Well, all of that is gone.
“We are not allowed to have any shared materials so I've had to buy boxes and bins and all sorts of storage devices for each individual student. I've given my students each a box with their own toys that we sanitize daily, each their own math box and each their own book box.”
Students have their own folder, their own scissors, glue and their own recess buckets with, yes, their own toys. But of course, these changes are happening to protect them from the possible spread of COVID-19.
“It's been very different for them because they want to play with each other. They had their little toy boxes and one gal turned to another and said, ‘let's play together’ and they were trying to pretend like they were playing family and we had to come over and say, ‘that's too close, personal space’ and it was heartbreaking having to tell a student that she couldn't play with her friend.”

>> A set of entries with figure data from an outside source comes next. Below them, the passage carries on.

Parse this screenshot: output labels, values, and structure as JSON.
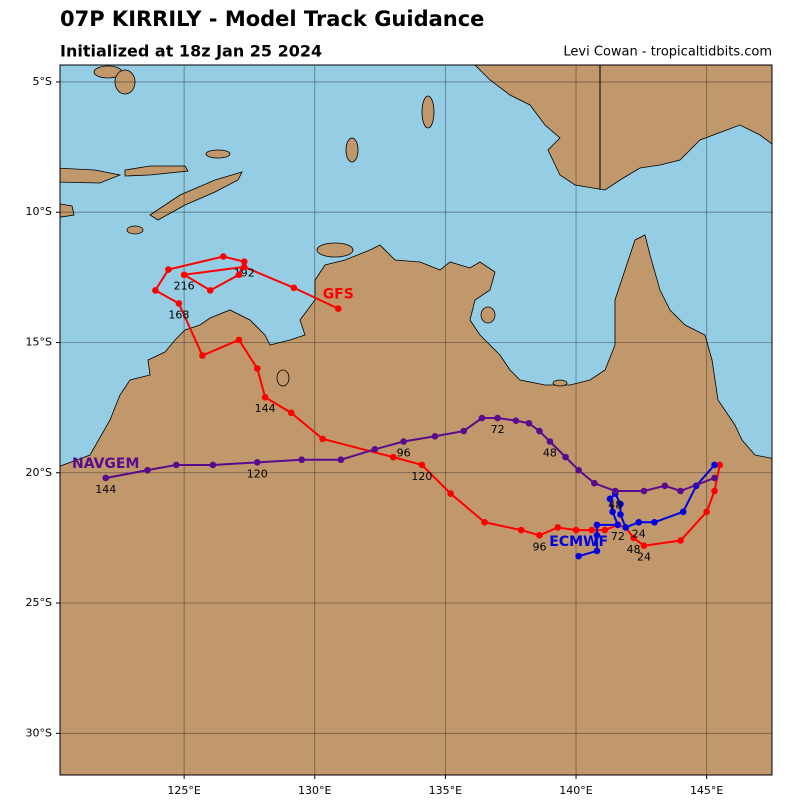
{
  "chart_data": {
    "type": "track-map",
    "title": "07P KIRRILY - Model Track Guidance",
    "subtitle": "Initialized at 18z Jan 25 2024",
    "credit": "Levi Cowan - tropicaltidbits.com",
    "xlim": [
      120.25,
      147.5
    ],
    "ylim": [
      -31.6,
      -4.35
    ],
    "xticks": [
      {
        "value": 125,
        "label": "125°E"
      },
      {
        "value": 130,
        "label": "130°E"
      },
      {
        "value": 135,
        "label": "135°E"
      },
      {
        "value": 140,
        "label": "140°E"
      },
      {
        "value": 145,
        "label": "145°E"
      }
    ],
    "yticks": [
      {
        "value": -5,
        "label": "5°S"
      },
      {
        "value": -10,
        "label": "10°S"
      },
      {
        "value": -15,
        "label": "15°S"
      },
      {
        "value": -20,
        "label": "20°S"
      },
      {
        "value": -25,
        "label": "25°S"
      },
      {
        "value": -30,
        "label": "30°S"
      }
    ],
    "grid": true,
    "series": [
      {
        "name": "GFS",
        "color": "#ff0000",
        "x": [
          145.5,
          145.3,
          145.0,
          144.0,
          142.6,
          142.2,
          141.9,
          141.6,
          141.1,
          140.6,
          140.0,
          139.3,
          138.6,
          137.9,
          136.5,
          135.2,
          134.1,
          133.0,
          130.3,
          129.1,
          128.1,
          127.8,
          127.1,
          125.7,
          124.8,
          123.9,
          124.4,
          126.5,
          127.3,
          127.1,
          126.0,
          125.0,
          127.3,
          129.2,
          130.9
        ],
        "values": [
          -19.7,
          -20.7,
          -21.5,
          -22.6,
          -22.8,
          -22.5,
          -22.1,
          -22.0,
          -22.2,
          -22.2,
          -22.2,
          -22.1,
          -22.4,
          -22.2,
          -21.9,
          -20.8,
          -19.7,
          -19.4,
          -18.7,
          -17.7,
          -17.1,
          -16.0,
          -14.9,
          -15.5,
          -13.5,
          -13.0,
          -12.2,
          -11.7,
          -11.9,
          -12.4,
          -13.0,
          -12.4,
          -12.1,
          -12.9,
          -13.7
        ],
        "hour_labels": [
          null,
          null,
          null,
          null,
          24,
          48,
          null,
          null,
          null,
          null,
          null,
          null,
          96,
          null,
          null,
          null,
          120,
          null,
          null,
          null,
          144,
          null,
          null,
          null,
          168,
          null,
          null,
          null,
          192,
          null,
          null,
          216,
          null,
          null,
          null
        ]
      },
      {
        "name": "ECMWF",
        "color": "#0000e0",
        "x": [
          145.3,
          144.6,
          144.1,
          143.0,
          142.4,
          141.9,
          141.7,
          141.7,
          141.5,
          141.3,
          141.4,
          141.6,
          140.8,
          140.8,
          140.8,
          140.1
        ],
        "values": [
          -19.7,
          -20.5,
          -21.5,
          -21.9,
          -21.9,
          -22.1,
          -21.6,
          -21.2,
          -20.8,
          -21.0,
          -21.5,
          -22.0,
          -22.0,
          -22.4,
          -23.0,
          -23.2
        ],
        "hour_labels": [
          null,
          null,
          null,
          null,
          24,
          null,
          null,
          null,
          48,
          null,
          null,
          72,
          null,
          null,
          null,
          null
        ]
      },
      {
        "name": "NAVGEM",
        "color": "#5a0a8c",
        "x": [
          145.3,
          144.0,
          143.4,
          142.6,
          141.5,
          140.7,
          140.1,
          139.6,
          139.0,
          138.6,
          138.2,
          137.7,
          137.0,
          136.4,
          135.7,
          134.6,
          133.4,
          132.3,
          131.0,
          129.5,
          127.8,
          126.1,
          124.7,
          123.6,
          122.0
        ],
        "values": [
          -20.2,
          -20.7,
          -20.5,
          -20.7,
          -20.7,
          -20.4,
          -19.9,
          -19.4,
          -18.8,
          -18.4,
          -18.1,
          -18.0,
          -17.9,
          -17.9,
          -18.4,
          -18.6,
          -18.8,
          -19.1,
          -19.5,
          -19.5,
          -19.6,
          -19.7,
          -19.7,
          -19.9,
          -20.2
        ],
        "hour_labels": [
          null,
          null,
          null,
          null,
          null,
          null,
          null,
          null,
          48,
          null,
          null,
          null,
          72,
          null,
          null,
          null,
          96,
          null,
          null,
          null,
          120,
          null,
          null,
          null,
          144
        ]
      }
    ]
  }
}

The classroom environment isn’t the only thing that has changed for her students. She says her students are taken by surprise when they see their teachers in makeshift personal protective equipment, or PPE. She says she looks like a space alien to them. According to her, she received word from the district just a few days before the start of the school year that special education teachers would receive special PPE, items like face shields, masks, gloves and gowns.
“Now that school has started we have not received the gowns that we were promised we would have, we've just been waiting for them. We haven't heard anything and so what we have been doing is we cut holes out of trash bags and we wear trash bags when we diaper our students.”
In her classroom, they deal with bodily fluids on a day-to-day basis. During the first couple of days of school, she’s used 30 pairs of gloves each day because of the need for direct contact when she changes a diaper or when she helps a child use their walker. This teacher still hasn’t received information about how to clean off her PPE and that information is not listed in the district’s reopening and outbreak plans online.
As for distance learning, she says that process remains unclear.
“It's going to be a challenge. I have some families without Wi-Fi. I have some who, [because] their student is very low functioning, their student requires very hands-on and very experienced learning and teaching techniques.”
She’s worried about what she says has been a lack of guidance and accountability from the district. Most of all, she's worried about the exposure her students are facing, as most are immunocompromised.